New Long-Haul Chip for AI Clusters: Celero Secures 140 Million Funding

Gillian Tett

As the artificial intelligence industry pushes against the physical limits of existing infrastructure, the race to redesign long-distance connectivity is accelerating. Celero Communications’ announcement that it has raised 140 million dollars to build a new class of chip for linking AI data centers across vast geographic spans signals more than a successful venture round. At YourDailyAnalysis, we see it as evidence that the next frontier of AI innovation is quietly shifting from compute to connectivity.

Based in Irvine, California, Celero was founded by networking veterans Nariman Yousefi and Oscar Agazzi, both of whom held senior roles at Marvell Technology. Their ambition is to redefine how optical signals traveling through long-haul fiber are converted into electrical signals used inside dense compute clusters. For hyperscalers like Google and Meta building massive campuses near low-cost power sources, the distances between facilities are growing, creating a bottleneck that current chips were never designed to solve.

Yousefi describes the core idea succinctly: if each light pulse can carry more information, total network efficiency increases. Behind this simplicity lies a structural challenge. Conventional campus interconnect chips cannot drive signals hundreds of miles, while telecom-grade components capable of that range remain too costly and too power-hungry for AI clusters where every watt and every dollar compete with GPUs. From our perspective at YourDailyAnalysis, this gap is now becoming one of the most strategically important pressure points in the AI supply chain.

Celero’s funding round reflects the magnitude of the opportunity. The company secured 100 million dollars in a Series B round led by Alphabet’s growth fund CapitalG, plus an earlier undisclosed 40 million dollars led by Sutter Hill Ventures with participation from several strategic investors. CapitalG partner James Luo, who will join Celero’s board, noted that the market is “stuck in the middle” between limited-range data-center interconnect chips and overly expensive long-haul telecom systems. That middle ground is precisely where AI infrastructure now demands innovation.

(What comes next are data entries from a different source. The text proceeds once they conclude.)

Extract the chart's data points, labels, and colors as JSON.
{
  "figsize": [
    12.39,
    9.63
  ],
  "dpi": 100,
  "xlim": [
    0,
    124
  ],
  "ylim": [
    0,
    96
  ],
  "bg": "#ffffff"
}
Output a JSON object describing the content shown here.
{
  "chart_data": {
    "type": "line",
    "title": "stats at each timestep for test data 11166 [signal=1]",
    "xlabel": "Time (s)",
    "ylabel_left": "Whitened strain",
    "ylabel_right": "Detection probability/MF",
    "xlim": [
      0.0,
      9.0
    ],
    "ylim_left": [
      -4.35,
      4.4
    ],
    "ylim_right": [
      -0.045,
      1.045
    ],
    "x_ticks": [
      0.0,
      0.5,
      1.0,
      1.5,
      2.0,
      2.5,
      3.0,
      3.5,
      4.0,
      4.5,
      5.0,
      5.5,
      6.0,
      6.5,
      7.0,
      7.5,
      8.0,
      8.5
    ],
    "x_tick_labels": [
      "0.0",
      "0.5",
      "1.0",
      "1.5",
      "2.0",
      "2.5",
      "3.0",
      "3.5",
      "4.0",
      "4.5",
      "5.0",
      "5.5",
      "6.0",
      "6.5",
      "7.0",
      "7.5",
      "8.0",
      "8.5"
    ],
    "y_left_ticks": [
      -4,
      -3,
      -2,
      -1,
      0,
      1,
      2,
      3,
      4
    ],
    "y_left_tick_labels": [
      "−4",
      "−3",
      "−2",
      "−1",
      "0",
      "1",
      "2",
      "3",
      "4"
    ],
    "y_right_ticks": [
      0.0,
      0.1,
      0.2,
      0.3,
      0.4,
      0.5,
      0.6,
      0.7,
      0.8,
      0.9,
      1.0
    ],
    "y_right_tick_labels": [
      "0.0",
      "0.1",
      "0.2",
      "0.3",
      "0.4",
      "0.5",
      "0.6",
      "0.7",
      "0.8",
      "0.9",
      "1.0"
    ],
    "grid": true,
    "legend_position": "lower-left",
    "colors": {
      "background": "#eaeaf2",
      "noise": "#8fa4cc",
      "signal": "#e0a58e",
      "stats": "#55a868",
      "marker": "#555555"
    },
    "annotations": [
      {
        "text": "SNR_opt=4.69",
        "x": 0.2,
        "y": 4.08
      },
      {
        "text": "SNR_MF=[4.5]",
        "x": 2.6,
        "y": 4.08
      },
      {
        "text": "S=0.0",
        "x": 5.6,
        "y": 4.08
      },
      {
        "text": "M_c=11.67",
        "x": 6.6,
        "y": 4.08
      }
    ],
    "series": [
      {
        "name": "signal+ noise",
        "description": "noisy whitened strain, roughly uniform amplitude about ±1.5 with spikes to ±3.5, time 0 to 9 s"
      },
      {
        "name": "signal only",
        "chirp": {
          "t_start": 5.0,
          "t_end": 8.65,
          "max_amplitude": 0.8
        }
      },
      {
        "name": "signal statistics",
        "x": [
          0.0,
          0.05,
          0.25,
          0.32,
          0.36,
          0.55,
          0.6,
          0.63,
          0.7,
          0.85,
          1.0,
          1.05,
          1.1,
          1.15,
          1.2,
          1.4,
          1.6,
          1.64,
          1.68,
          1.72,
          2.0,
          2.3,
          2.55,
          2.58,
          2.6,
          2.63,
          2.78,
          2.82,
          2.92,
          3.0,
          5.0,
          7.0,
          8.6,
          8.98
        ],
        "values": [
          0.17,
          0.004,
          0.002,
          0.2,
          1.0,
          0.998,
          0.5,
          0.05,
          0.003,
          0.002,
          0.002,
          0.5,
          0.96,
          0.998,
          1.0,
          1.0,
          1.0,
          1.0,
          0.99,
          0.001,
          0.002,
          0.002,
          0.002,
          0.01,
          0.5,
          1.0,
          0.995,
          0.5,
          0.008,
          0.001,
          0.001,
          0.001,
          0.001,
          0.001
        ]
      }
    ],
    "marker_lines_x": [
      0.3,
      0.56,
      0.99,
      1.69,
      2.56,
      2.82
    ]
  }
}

At YourDailyAnalysis, we believe this marks the start of a broader architectural shift. As AI clusters scale, the ability to link distributed facilities with low-latency, energy-efficient connections becomes as critical as the performance of the models themselves. Industry projections suggest the market for AI data-center infrastructure could exceed 150 billion dollars within a few years, with networking emerging as a decisive advantage rather than a background cost.

Yet Celero faces a complex path. The technical risk of building new optoelectronic architectures is high; commercial success hinges on adoption by hyperscalers; and competition from established networking giants is inevitable. Still, if Celero can deliver a viable solution and secure long-term supply agreements, the company could become a cornerstone of next-generation AI infrastructure. If not, its technology may remain an impressive but narrow innovation.

For investors, the recommendation is clear: monitor Celero’s transition from prototypes to commercial deployment and track early customer wins. For companies building AI clusters, it is time to rethink network design, latency budgets and energy consumption across distributed footprints. As we emphasize at Your Daily Analysis, the next phase of AI growth will be defined not only by compute power but by the invisible fiber links that bind those systems together.

Those who control the connective tissue of AI will shape the competitive landscape of the decade ahead.